Likewise, Anderson points out some EESA money spent in loans as part of the Troubled Asset Relief Program might be repaid at a lofty interest rate.

As for the threat of inflation, though the $1.5 trillion in government spending stimulus poses risk, it's not a given.

“It is clear to me that in this environment, inflation is unlikely to present a serious threat given the pervasive bias in the U.S. economy toward wage cuts and freezes, rising unemployment, the widespread loss in wealth that has resulted from both the housing and equity-market corrections, continually declining consumption and business investment and the anemic condition of the banking and credit system, all of which reinforce downside price pressures in a global economy groaning with excess capacity,” Fisher says.

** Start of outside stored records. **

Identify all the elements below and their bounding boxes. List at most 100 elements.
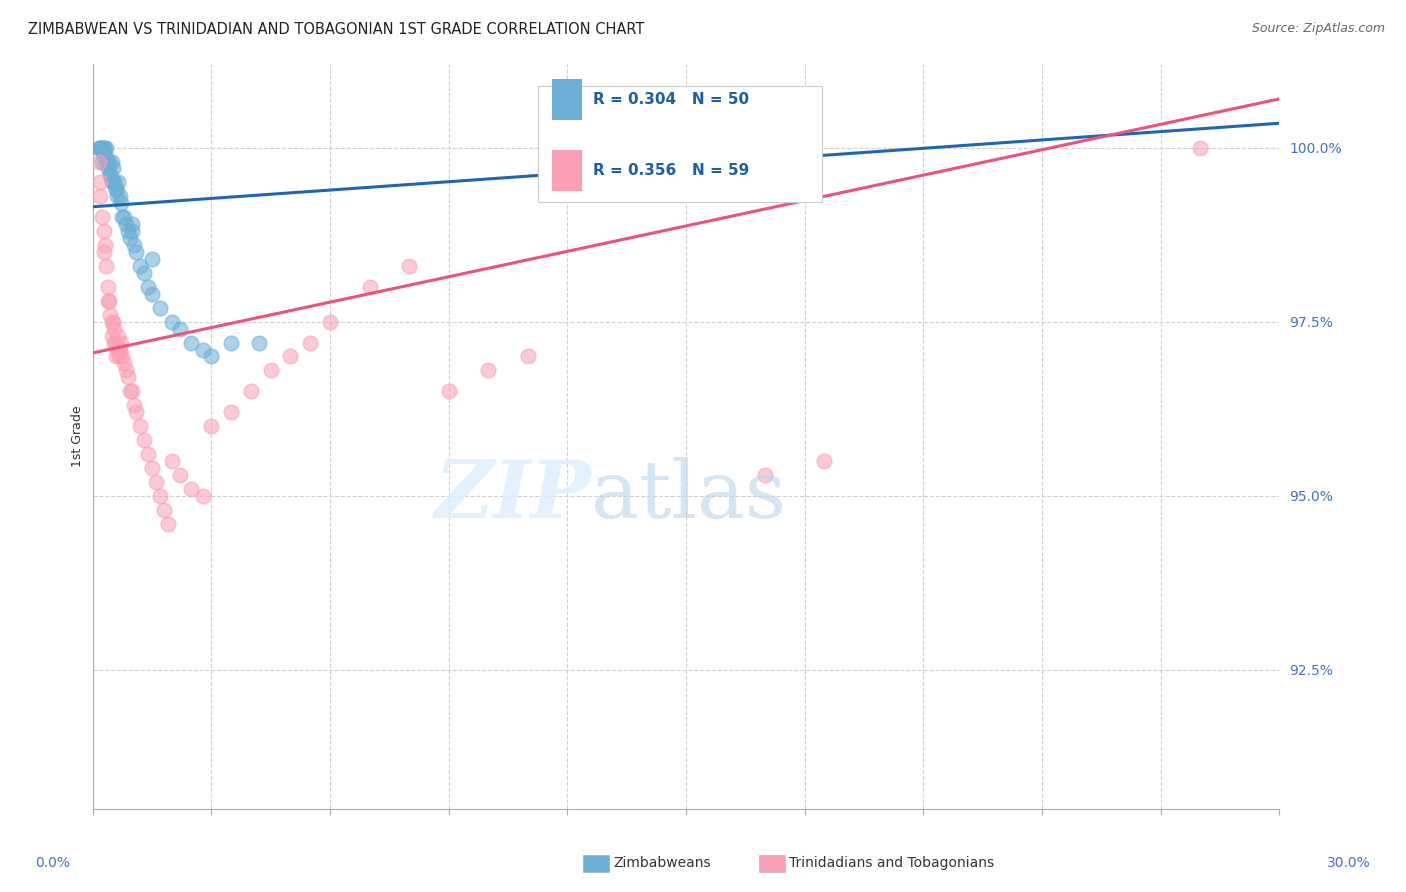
Point: [93, 245, 115, 260]
Text: Source: ZipAtlas.com: Source: ZipAtlas.com: [1251, 22, 1385, 36]
Point: [121, 224, 143, 238]
Point: [160, 454, 183, 468]
Point: [115, 363, 138, 377]
Point: [101, 154, 124, 169]
Point: [87, 140, 110, 154]
Point: [97, 161, 120, 176]
Point: [96, 154, 118, 169]
Point: [110, 189, 132, 203]
Point: [89, 140, 111, 154]
Point: [398, 259, 420, 273]
Text: ZIMBABWEAN VS TRINIDADIAN AND TOBAGONIAN 1ST GRADE CORRELATION CHART: ZIMBABWEAN VS TRINIDADIAN AND TOBAGONIAN…: [28, 22, 644, 37]
Point: [129, 259, 152, 273]
Point: [105, 182, 128, 196]
Bar: [553, 150, 582, 191]
Point: [132, 266, 155, 280]
Point: [98, 293, 121, 308]
Point: [100, 315, 122, 329]
Point: [87, 154, 110, 169]
Point: [101, 161, 124, 176]
Point: [89, 189, 111, 203]
Point: [141, 252, 163, 266]
Point: [89, 176, 111, 190]
Point: [97, 280, 120, 294]
Point: [89, 140, 111, 154]
Text: R = 0.356   N = 59: R = 0.356 N = 59: [593, 162, 749, 178]
Point: [160, 315, 183, 329]
Point: [117, 224, 139, 238]
Point: [93, 140, 115, 154]
Point: [247, 335, 270, 350]
Point: [103, 321, 125, 335]
Point: [169, 467, 191, 482]
Point: [93, 224, 115, 238]
Point: [115, 217, 138, 231]
Point: [107, 176, 129, 190]
Point: [110, 335, 132, 350]
Point: [125, 245, 148, 260]
Point: [193, 343, 215, 357]
Point: [97, 293, 120, 308]
Point: [200, 350, 222, 364]
Point: [136, 447, 159, 461]
Point: [111, 211, 134, 225]
Point: [169, 321, 191, 335]
Point: [193, 489, 215, 503]
Point: [105, 350, 128, 364]
Point: [100, 176, 122, 190]
Point: [101, 328, 124, 343]
Point: [98, 154, 121, 169]
Text: Zimbabweans: Zimbabweans: [613, 856, 710, 871]
Point: [100, 308, 122, 322]
Point: [96, 140, 118, 154]
Point: [94, 238, 117, 252]
Point: [219, 405, 242, 419]
Point: [94, 147, 117, 161]
Point: [180, 335, 202, 350]
Point: [120, 384, 142, 399]
Point: [299, 335, 322, 350]
Y-axis label: 1st Grade: 1st Grade: [72, 406, 84, 467]
Point: [111, 350, 134, 364]
Point: [477, 363, 499, 377]
Point: [121, 217, 143, 231]
Point: [125, 405, 148, 419]
Text: ZIP: ZIP: [434, 458, 591, 535]
Point: [754, 467, 776, 482]
Point: [120, 231, 142, 245]
Text: Trinidadians and Tobagonians: Trinidadians and Tobagonians: [789, 856, 994, 871]
Point: [105, 189, 128, 203]
Text: 30.0%: 30.0%: [1327, 856, 1371, 871]
Point: [101, 315, 124, 329]
Point: [219, 335, 242, 350]
Point: [91, 154, 114, 169]
Point: [149, 489, 172, 503]
Point: [91, 140, 114, 154]
FancyBboxPatch shape: [537, 87, 823, 202]
Point: [112, 211, 135, 225]
Text: R = 0.304   N = 50: R = 0.304 N = 50: [593, 92, 749, 107]
Point: [93, 147, 115, 161]
Point: [107, 328, 129, 343]
Point: [259, 363, 281, 377]
Point: [93, 140, 115, 154]
Point: [103, 176, 125, 190]
Point: [121, 384, 143, 399]
Text: atlas: atlas: [591, 457, 786, 535]
Point: [96, 259, 118, 273]
Point: [319, 315, 342, 329]
Point: [110, 343, 132, 357]
Point: [280, 350, 302, 364]
Point: [437, 384, 460, 399]
Point: [359, 280, 381, 294]
Text: 0.0%: 0.0%: [35, 856, 70, 871]
Point: [152, 502, 174, 516]
Point: [813, 454, 835, 468]
Point: [103, 176, 125, 190]
Point: [117, 370, 139, 384]
Point: [100, 169, 122, 183]
Point: [136, 280, 159, 294]
Point: [180, 482, 202, 496]
Point: [132, 433, 155, 447]
Point: [110, 196, 132, 211]
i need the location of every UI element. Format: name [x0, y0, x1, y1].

In some ways, the primary threat to increased inflation is successfully putting the recession behind us.

“At some point, the economy will recover and interest rates will go up,” Anderson says. “Interest rates are related to the supply of money, but also to expectations about inflation. … I tend to think we'll see increased inflation in the future, but I don't know to what degree.”

Consumers are doing their part to stem inflation; they're spending less and saving more, exactly the opposite of what will lead the country beyond this recession.

That's because consumer spending adds up to about two-thirds of America's annual gross domestic product. The balance is comprised of government spending (20%) and private investment (16%), says Amanor-Boadu.

“Even when the government pumps money into the economy, consumers still have to spend it,” he says.